Аттракцион

По дороге на работу, прямо на эскалаторе метро, мне внезапно стало плохо. Сначала грудь словно бы обхватили ледяные обручи, полностью лишив меня возможности дышать, и в сердце моё вонзилась тонкая острая раскаленная игла. В глазах поплыл туман, застилая всё окружающее, и как-то резко, словно в испортившемся телевизоре, исчезли шум поездов и рокот многоголосой толпы. Почти одновременно с этим пропали и все неприятные для меня ощущения. Впрочем, всё это длилось какие-то мгновения. Я не успел ни упасть, ни вскрикнуть, боль ушла, не оставив, казалось бы, ничего. Эскалатор опустил меня к станции и, сдавливаемый в толпе, я протиснулся к перрону. Вот тут-то и началось.
Из тоннеля, с диким грохотом и воем, слившимися в демоническую музыку, усиленную пронзительным лязгом и визгом тормозов, вылетел поезд. Вместо обычных фар на его передней панели были установлены мощные авиационные прожекторы, моментально ослепившие стоящую на платформе толпу. Послышались испуганные крики, по стенам и потолку станции заметались беспорядочные тени. В довершение всего из-под колёс поезда брызнули веером во все стороны яркие, обжигающие искры. Толпа отшатнулась.
Поезд затормозил неожиданно быстро. Ещё секунду назад казалось, что он проскочит-таки мимо станции, а сейчас он уже стоял неподвижно, слегка покачиваясь с боку на бок на мягкой гидравлической подвеске. Но это был далеко не обычный поезд, к которому мы все привыкли. Вагоны были открытые, без крыши, а низкие стены их были расписаны страшными, безобразными рожами – чертями, драконами, монстрами и прочей нечистью. Да и сиденья стояли не вдоль вагонов, а поперёк, и были снабжены блестящими металлическими поручнями-фиксаторами, какие применяются в аттракционах. Все вагоны были пустыми, да и среди потенциальных пассажиров, недоумённо и безмолвно сгрудившихся вдоль платформы, желающих занять место в этом поезде не замечалось.

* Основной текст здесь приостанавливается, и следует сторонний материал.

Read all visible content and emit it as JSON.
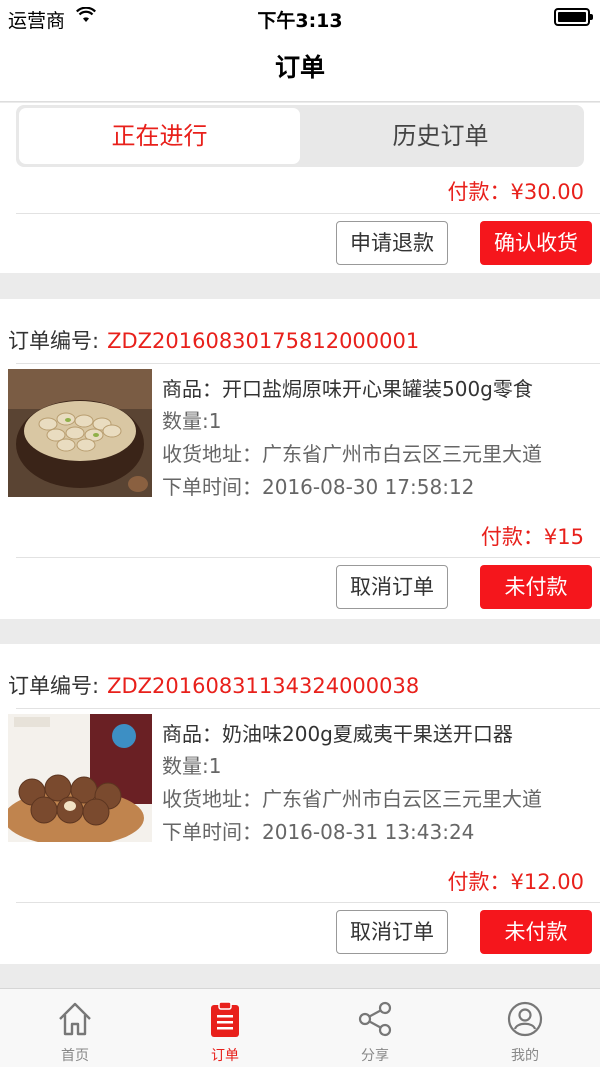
{
  "status": {
    "carrier": "运营商",
    "time": "下午3:13"
  },
  "nav": {
    "title": "订单"
  },
  "segment": {
    "active": "正在进行",
    "inactive": "历史订单"
  },
  "partial_order": {
    "payment": "付款：¥30.00",
    "refund_label": "申请退款",
    "confirm_label": "确认收货"
  },
  "orders": [
    {
      "label": "订单编号:",
      "number": "ZDZ20160830175812000001",
      "product": "商品：开口盐焗原味开心果罐装500g零食",
      "qty": "数量:1",
      "address": "收货地址：广东省广州市白云区三元里大道",
      "time": "下单时间：2016-08-30 17:58:12",
      "payment": "付款：¥15",
      "cancel_label": "取消订单",
      "pay_label": "未付款"
    },
    {
      "label": "订单编号:",
      "number": "ZDZ20160831134324000038",
      "product": "商品：奶油味200g夏威夷干果送开口器",
      "qty": "数量:1",
      "address": "收货地址：广东省广州市白云区三元里大道",
      "time": "下单时间：2016-08-31 13:43:24",
      "payment": "付款：¥12.00",
      "cancel_label": "取消订单",
      "pay_label": "未付款"
    }
  ],
  "tabbar": [
    {
      "label": "首页",
      "icon": "home-icon"
    },
    {
      "label": "订单",
      "icon": "clipboard-icon",
      "active": true
    },
    {
      "label": "分享",
      "icon": "share-icon"
    },
    {
      "label": "我的",
      "icon": "user-icon"
    }
  ],
  "colors": {
    "accent": "#e8201b",
    "button_red": "#f5161c",
    "background": "#ebebeb"
  }
}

Общее замешательство продлилось несколько секунд, не более. Откуда-то из-за спин пассажиров выбрались к поезду странные молодые ребятки в синей униформе с золотыми пуговицами, похожие друг на друга, как две капли воды. Они тут же разбились на пары и стали, выхватывая из толпы то одного, то другого человека, насильно усаживать их в странные вагоны, несмотря на ожесточённое сопротивление и возмущённые вопли жертв. Я в ужасе попытался спрятаться в толпе, пробиться к выходу, но мне это не удалось. Две пары крепких, жёстких и горячих рук схватили меня за предплечья и буквально выдрали из толпы. Очень странные это были руки – помимо их явно нечеловеческой силы, они просто источали жар, обжигая меня даже сквозь плотную кожаную куртку. Конечно, я не мог оказать им никакого сопротивления. Меня грубо швырнули на мягкое, обшитое дорогим бархатом, сиденье вагона и защёлкнули пружину фиксатора, придавив мне руки и полностью лишив возможности двигаться. Когда один из униформистов, задвигая поручень, наклонился ко мне, я успел заглянуть ему в глаза и тут же в страхе отвернулся. Глаза у него были жёлтые, кошачьи, но в них совершенно не было зрачков. В то же время они не были и слепыми – где-то внутри, глубоко под черепной коробкой, утыканной жёсткой щетиной чёрных, как будто проволочных волос, горел жаркий, неугасимый и жестокий огонь, и отблески этого огня оживляли жуткие его глаза, пробиваясь наружу. Я подумал, что в темноте эти глаза, наверное, светятся ровным, бесстрастным светом, освещая окружающее пространство, но проверять свою догадку мне почему-то не хотелось. Вообще мне не хотелось бы встретиться с этими существами в темноте. Не знаю почему, но я сразу решил, что несмотря на огромное сходство этих существ с людьми, они таковыми не являются.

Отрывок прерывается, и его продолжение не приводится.